Les moyens à disposition des forces armées allemandes pour attaquer les fortifications sont quelques pièces d'artillerie lourde, des canons à tir tendu, des bombes d'avion, des charges creuses et des lance-flammes.
Côté artillerie lourde, en plus de l'artillerie servant à détruire les réseaux barbelés et bouleverser les glacis (tel que les pièces de 105 mm, de 150 mm et de 210 mm), la Wehrmacht aligne en mai et juin 1940 trois types de pièces de gros calibre destinées à frapper verticalement les fortifications, un mortier de 305 mm (de) (fabriqué par Škoda en 1916), un obusier de 355 mm (en) (fabriqué par Rheinmetall en 1939) et un obusier de 420 mm (fabriqué par Škoda en 1917 d'après le modèle de la Grosse Bertha).

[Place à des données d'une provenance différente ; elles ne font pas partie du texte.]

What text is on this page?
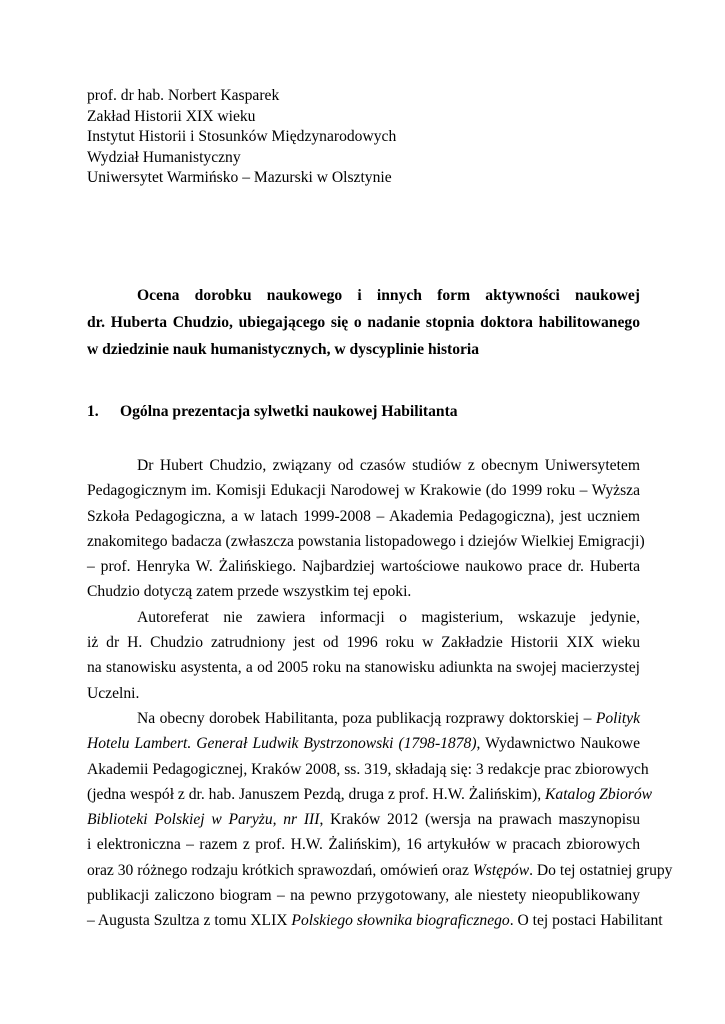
prof. dr hab. Norbert Kasparek
Zakład Historii XIX wieku
Instytut Historii i Stosunków Międzynarodowych
Wydział Humanistyczny
Uniwersytet Warmińsko – Mazurski w Olsztynie
Ocena dorobku naukowego i innych form aktywności naukowej
dr. Huberta Chudzio, ubiegającego się o nadanie stopnia doktora habilitowanego
w dziedzinie nauk humanistycznych, w dyscyplinie historia
1. Ogólna prezentacja sylwetki naukowej Habilitanta
Dr Hubert Chudzio, związany od czasów studiów z obecnym Uniwersytetem
Pedagogicznym im. Komisji Edukacji Narodowej w Krakowie (do 1999 roku – Wyższa
Szkoła Pedagogiczna, a w latach 1999-2008 – Akademia Pedagogiczna), jest uczniem
znakomitego badacza (zwłaszcza powstania listopadowego i dziejów Wielkiej Emigracji)
– prof. Henryka W. Żalińskiego. Najbardziej wartościowe naukowo prace dr. Huberta
Chudzio dotyczą zatem przede wszystkim tej epoki.
Autoreferat nie zawiera informacji o magisterium, wskazuje jedynie,
iż dr H. Chudzio zatrudniony jest od 1996 roku w Zakładzie Historii XIX wieku
na stanowisku asystenta, a od 2005 roku na stanowisku adiunkta na swojej macierzystej
Uczelni.
Na obecny dorobek Habilitanta, poza publikacją rozprawy doktorskiej – Polityk
Hotelu Lambert. Generał Ludwik Bystrzonowski (1798-1878), Wydawnictwo Naukowe
Akademii Pedagogicznej, Kraków 2008, ss. 319, składają się: 3 redakcje prac zbiorowych
(jedna wespół z dr. hab. Januszem Pezdą, druga z prof. H.W. Żalińskim), Katalog Zbiorów
Biblioteki Polskiej w Paryżu, nr III, Kraków 2012 (wersja na prawach maszynopisu
i elektroniczna – razem z prof. H.W. Żalińskim), 16 artykułów w pracach zbiorowych
oraz 30 różnego rodzaju krótkich sprawozdań, omówień oraz Wstępów. Do tej ostatniej grupy
publikacji zaliczono biogram – na pewno przygotowany, ale niestety nieopublikowany
– Augusta Szultza z tomu XLIX Polskiego słownika biograficznego. O tej postaci Habilitant
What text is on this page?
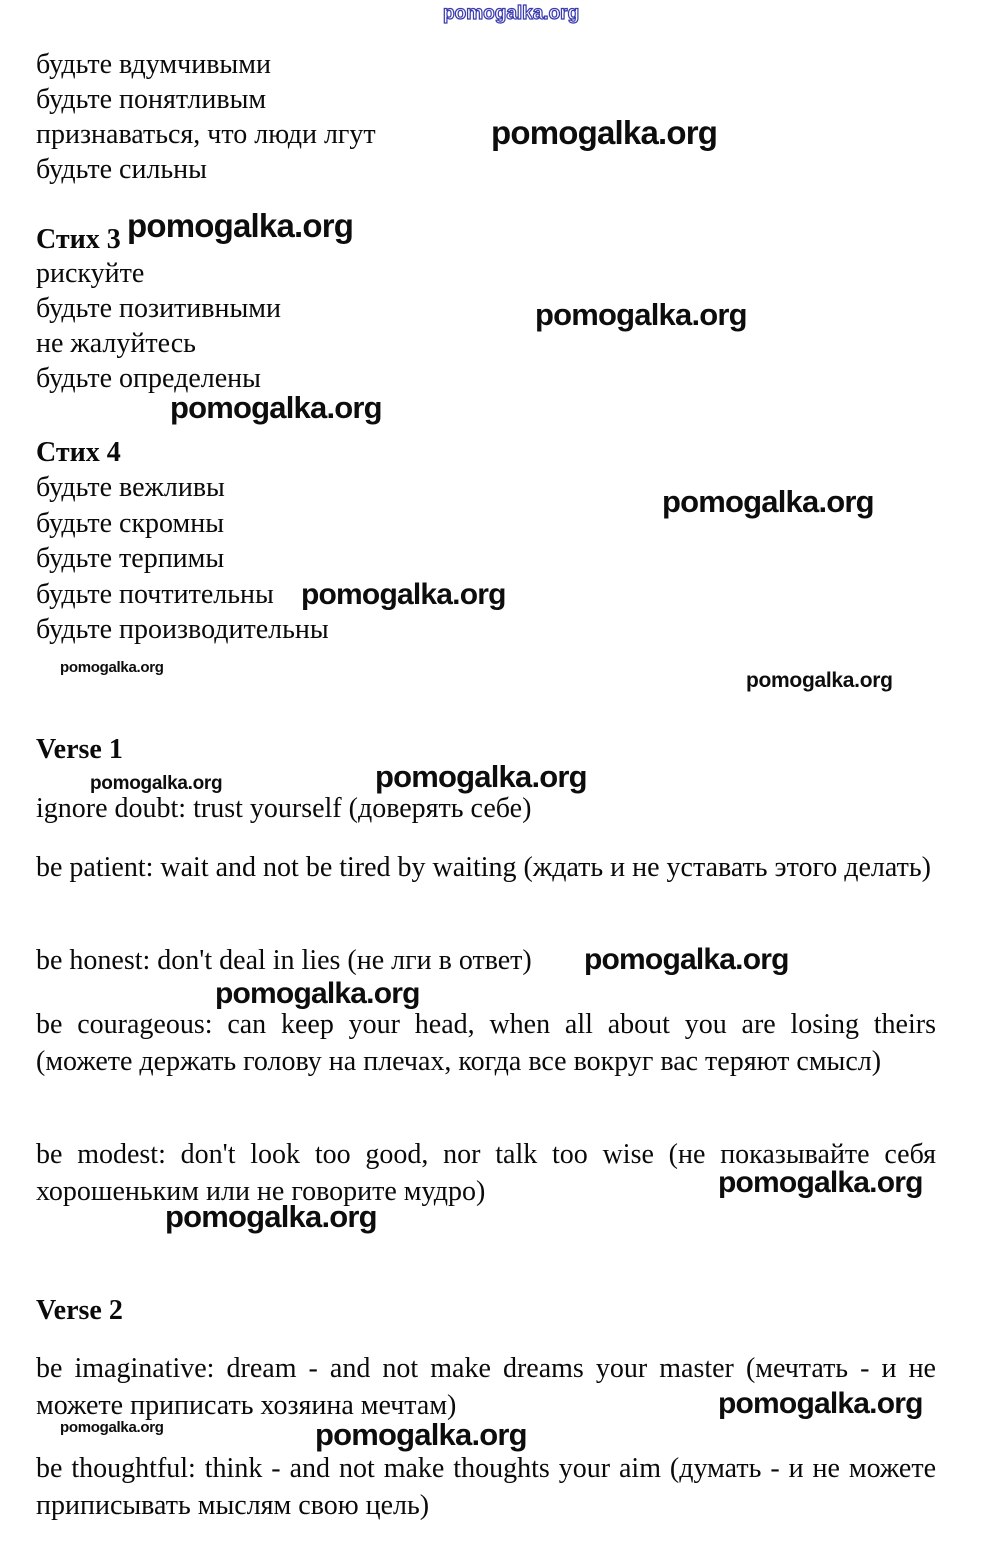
будьте вдумчивыми
будьте понятливым
признаваться, что люди лгут
будьте сильны
Стих 3
рискуйте
будьте позитивными
не жалуйтесь
будьте определены
Стих 4
будьте вежливы
будьте скромны
будьте терпимы
будьте почтительны
будьте производительны
Verse 1
ignore doubt: trust yourself (доверять себе)
be patient: wait and not be tired by waiting (ждать и не уставать этого делать)
be honest: don't deal in lies (не лги в ответ)
be courageous: can keep your head, when all about you are losing theirs (можете держать голову на плечах, когда все вокруг вас теряют смысл)
be modest: don't look too good, nor talk too wise (не показывайте себя хорошеньким или не говорите мудро)
Verse 2
be imaginative: dream - and not make dreams your master (мечтать - и не можете приписать хозяина мечтам)
be thoughtful: think - and not make thoughts your aim (думать - и не можете приписывать мыслям свою цель)
pomogalka.org
pomogalka.org
pomogalka.org
pomogalka.org
pomogalka.org
pomogalka.org
pomogalka.org
pomogalka.org
pomogalka.org
pomogalka.org	pomogalka.org
pomogalka.org
pomogalka.org
pomogalka.org
pomogalka.org
pomogalka.org
pomogalka.org	pomogalka.org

Deux modèles de pièces encore plus puissants sont alors en train d'être développés, un mortier de 600 mm (surnommé « Karl »)[N 14] par l'entreprise Rheinmetall et un canon de 800 mm (surnommés « Gustav » et « Dora »)[N 15] par Krupp, qui ne seront disponibles qu'à partir de 1941. Ils sont conçus pour être des Maginot-Brecher (« casseur de Maginot »), tirant des obus spéciaux destinés à percer les dalles de béton.

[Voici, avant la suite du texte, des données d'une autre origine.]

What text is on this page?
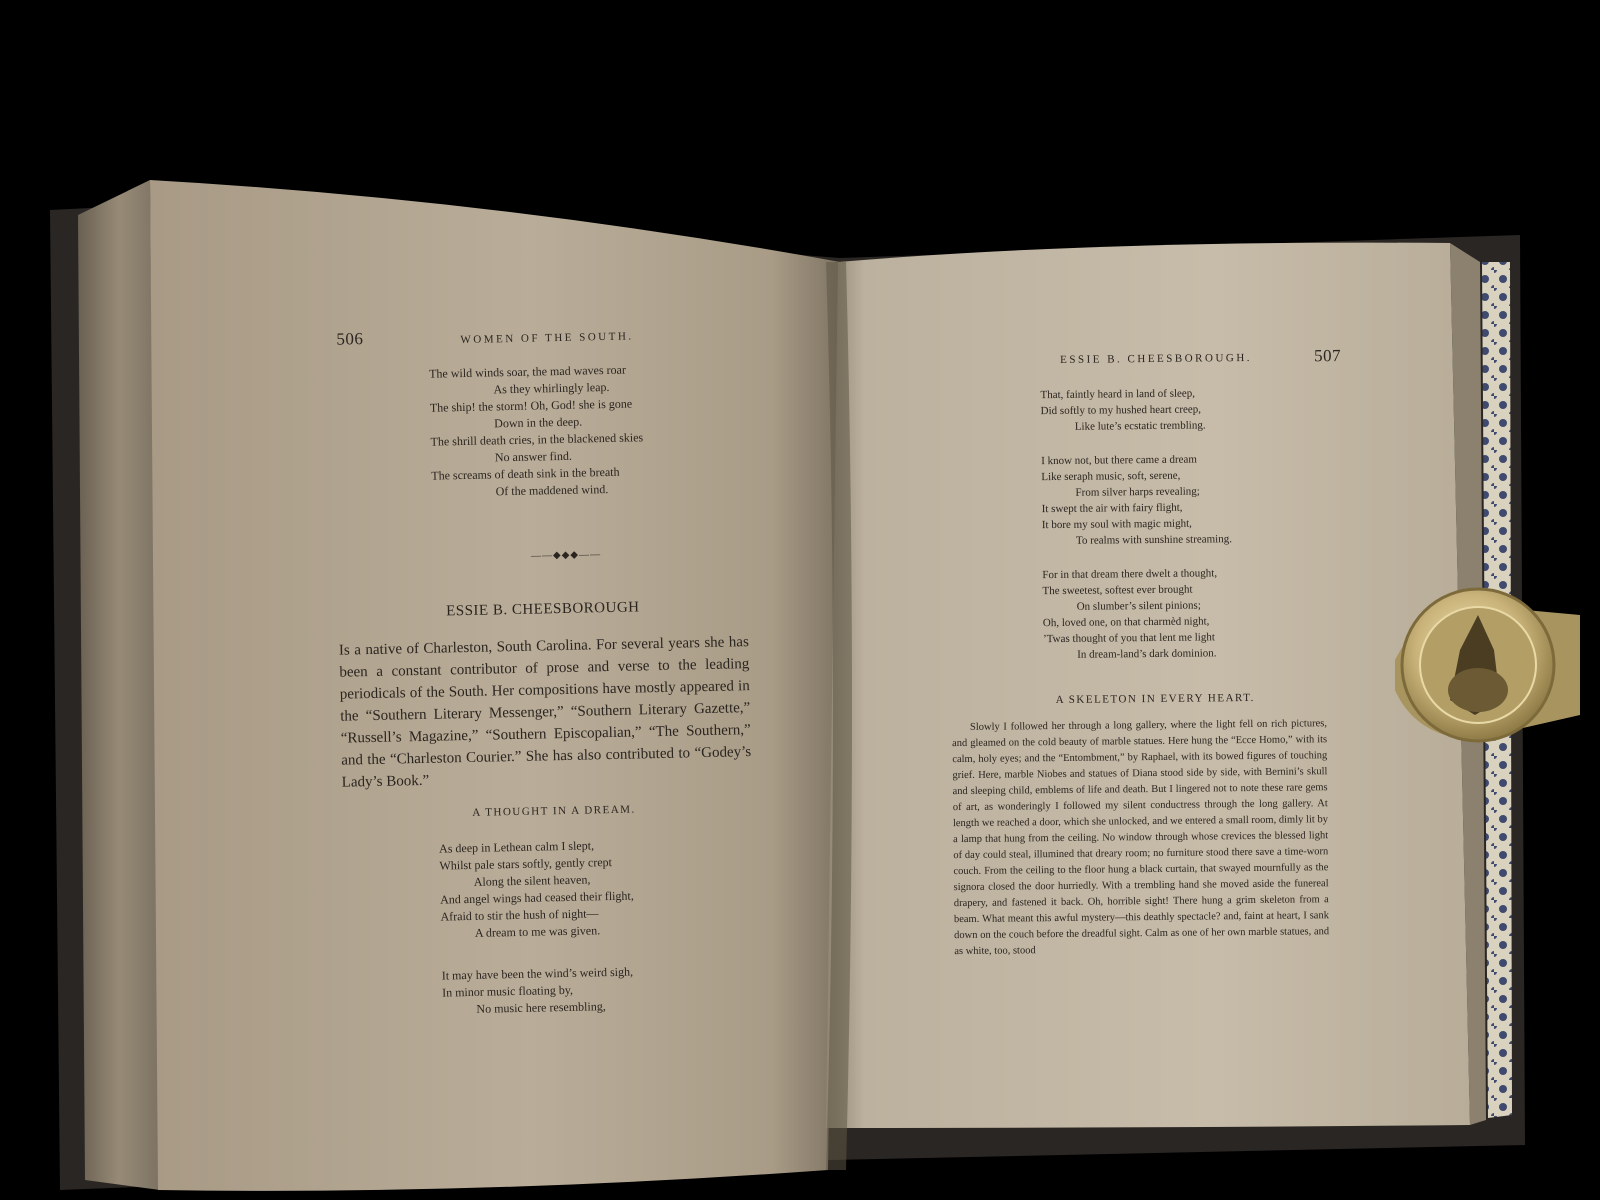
506	WOMEN OF THE SOUTH.
The wild winds soar, the mad waves roar
As they whirlingly leap.
The ship! the storm! Oh, God! she is gone
Down in the deep.
The shrill death cries, in the blackened skies
No answer find.
The screams of death sink in the breath
Of the maddened wind.
——◆◆◆——
ESSIE B. CHEESBOROUGH
Is a native of Charleston, South Carolina. For several years she has been a constant contributor of prose and verse to the leading periodicals of the South. Her compositions have mostly appeared in the “Southern Literary Messenger,” “Southern Literary Gazette,” “Russell’s Magazine,” “Southern Episcopalian,” “The Southern,” and the “Charleston Courier.” She has also contributed to “Godey’s Lady’s Book.”
A THOUGHT IN A DREAM.
As deep in Lethean calm I slept,
Whilst pale stars softly, gently crept
Along the silent heaven,
And angel wings had ceased their flight,
Afraid to stir the hush of night—
A dream to me was given.
It may have been the wind’s weird sigh,
In minor music floating by,
No music here resembling,
ESSIE B. CHEESBOROUGH.	507
That, faintly heard in land of sleep,
Did softly to my hushed heart creep,
Like lute’s ecstatic trembling.
I know not, but there came a dream
Like seraph music, soft, serene,
From silver harps revealing;
It swept the air with fairy flight,
It bore my soul with magic might,
To realms with sunshine streaming.
For in that dream there dwelt a thought,
The sweetest, softest ever brought
On slumber’s silent pinions;
Oh, loved one, on that charmèd night,
’Twas thought of you that lent me light
In dream-land’s dark dominion.
A SKELETON IN EVERY HEART.
Slowly I followed her through a long gallery, where the light fell on rich pictures, and gleamed on the cold beauty of marble statues. Here hung the “Ecce Homo,” with its calm, holy eyes; and the “Entombment,” by Raphael, with its bowed figures of touching grief. Here, marble Niobes and statues of Diana stood side by side, with Bernini’s skull and sleeping child, emblems of life and death. But I lingered not to note these rare gems of art, as wonderingly I followed my silent conductress through the long gallery. At length we reached a door, which she unlocked, and we entered a small room, dimly lit by a lamp that hung from the ceiling. No window through whose crevices the blessed light of day could steal, illumined that dreary room; no furniture stood there save a time-worn couch. From the ceiling to the floor hung a black curtain, that swayed mournfully as the signora closed the door hurriedly. With a trembling hand she moved aside the funereal drapery, and fastened it back. Oh, horrible sight! There hung a grim skeleton from a beam. What meant this awful mystery—this deathly spectacle? and, faint at heart, I sank down on the couch before the dreadful sight. Calm as one of her own marble statues, and as white, too, stood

Les canons à tir tendu désignent des canons utilisés pour du tir à l'horizontal et à courte portée (à moins de 1 500 m), pour soit labourer d'obus les murs de béton (et finir par les éventrer après quelques heures de tir), soit frapper les cloches (les rendant intenables ou les perçant), soit tenter le coup d'embrasure (en disloquant le blindage et l'arme).

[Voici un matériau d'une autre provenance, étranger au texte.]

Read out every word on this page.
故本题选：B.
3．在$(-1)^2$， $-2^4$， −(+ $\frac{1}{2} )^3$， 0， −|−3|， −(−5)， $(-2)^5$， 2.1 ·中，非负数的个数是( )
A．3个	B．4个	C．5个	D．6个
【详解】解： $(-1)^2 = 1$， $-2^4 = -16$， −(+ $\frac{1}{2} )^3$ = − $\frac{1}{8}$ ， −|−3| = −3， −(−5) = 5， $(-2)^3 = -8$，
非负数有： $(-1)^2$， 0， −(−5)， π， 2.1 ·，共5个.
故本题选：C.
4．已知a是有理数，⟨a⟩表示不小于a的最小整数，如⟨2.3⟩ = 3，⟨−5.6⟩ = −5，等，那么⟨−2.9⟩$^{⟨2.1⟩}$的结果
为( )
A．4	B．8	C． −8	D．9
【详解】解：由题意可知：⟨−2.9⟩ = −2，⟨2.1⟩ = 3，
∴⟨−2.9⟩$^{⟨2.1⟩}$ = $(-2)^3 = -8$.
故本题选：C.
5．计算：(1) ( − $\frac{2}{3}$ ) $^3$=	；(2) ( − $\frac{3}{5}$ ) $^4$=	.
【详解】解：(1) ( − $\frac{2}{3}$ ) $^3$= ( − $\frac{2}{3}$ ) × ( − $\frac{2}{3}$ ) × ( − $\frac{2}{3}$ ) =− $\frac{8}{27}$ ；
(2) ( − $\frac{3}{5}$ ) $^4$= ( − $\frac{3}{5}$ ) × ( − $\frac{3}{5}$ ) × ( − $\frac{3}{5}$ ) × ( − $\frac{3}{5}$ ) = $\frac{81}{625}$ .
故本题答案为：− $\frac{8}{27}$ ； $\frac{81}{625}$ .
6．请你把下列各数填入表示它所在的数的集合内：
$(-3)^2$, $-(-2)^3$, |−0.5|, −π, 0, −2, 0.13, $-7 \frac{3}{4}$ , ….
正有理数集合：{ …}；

Les canons utilisés pour du tir tendu contre des fortifications doivent être à forte vitesse initiale (700 à 1 000 m/s), tel que les canons antichars (modèle de 37 mm Pak), les canons antiaériens (modèles de 37 mm Flak (de) et de 88 mm Flak) et des obusiers de campagne (modèle de 150 mm).
Le bombardement des ouvrages par l'aviation est envisagé, notamment le largage de bombes par les bombardiers en piqué (Sturzkampfflugzeug, Stuka en abrégé), notamment l'appareil Junkers Ju 87. Les bombes embarquées étaient une de 250 kg sous le fuselage et quatre de 50 kg sous les ailes. Ce type de bombardement permet une meilleure précision que l'artillerie lourde et permet de frapper rapidement n'importe quel ouvrage aussi isolé soit-il. Quant aux bombardements plus classiques (à l'horizontal), ils sont assurés par les bombardiers bimoteurs Heinkel He 111 avec des bombes de 1 000 kg[31].
La principale nouveauté est l'emploi de charges creuses, sous une forme plate (le modèle le plus lourd faisait 50 kg, dont 36 kg d'explosif, capable de percer 250 mm d'acier) qui devaient être posées contre le blindage à perforer. Des pionniers du génie sont spécialement entrainés en 1939-1940 pour assurer cette mission, car il faut monter sur les superstructures pour pouvoir atteindre les cloches et les tourelles[32]. La dernière arme envisagée contre les fortifications françaises est le lance-flammes, qui n'était pas utile contre les murs de béton ou contre les blindages, qui étaient hermétiques, mais contre les bouches d'aération des blocs, dans le but d'encrasser rapidement les filtres à air[33].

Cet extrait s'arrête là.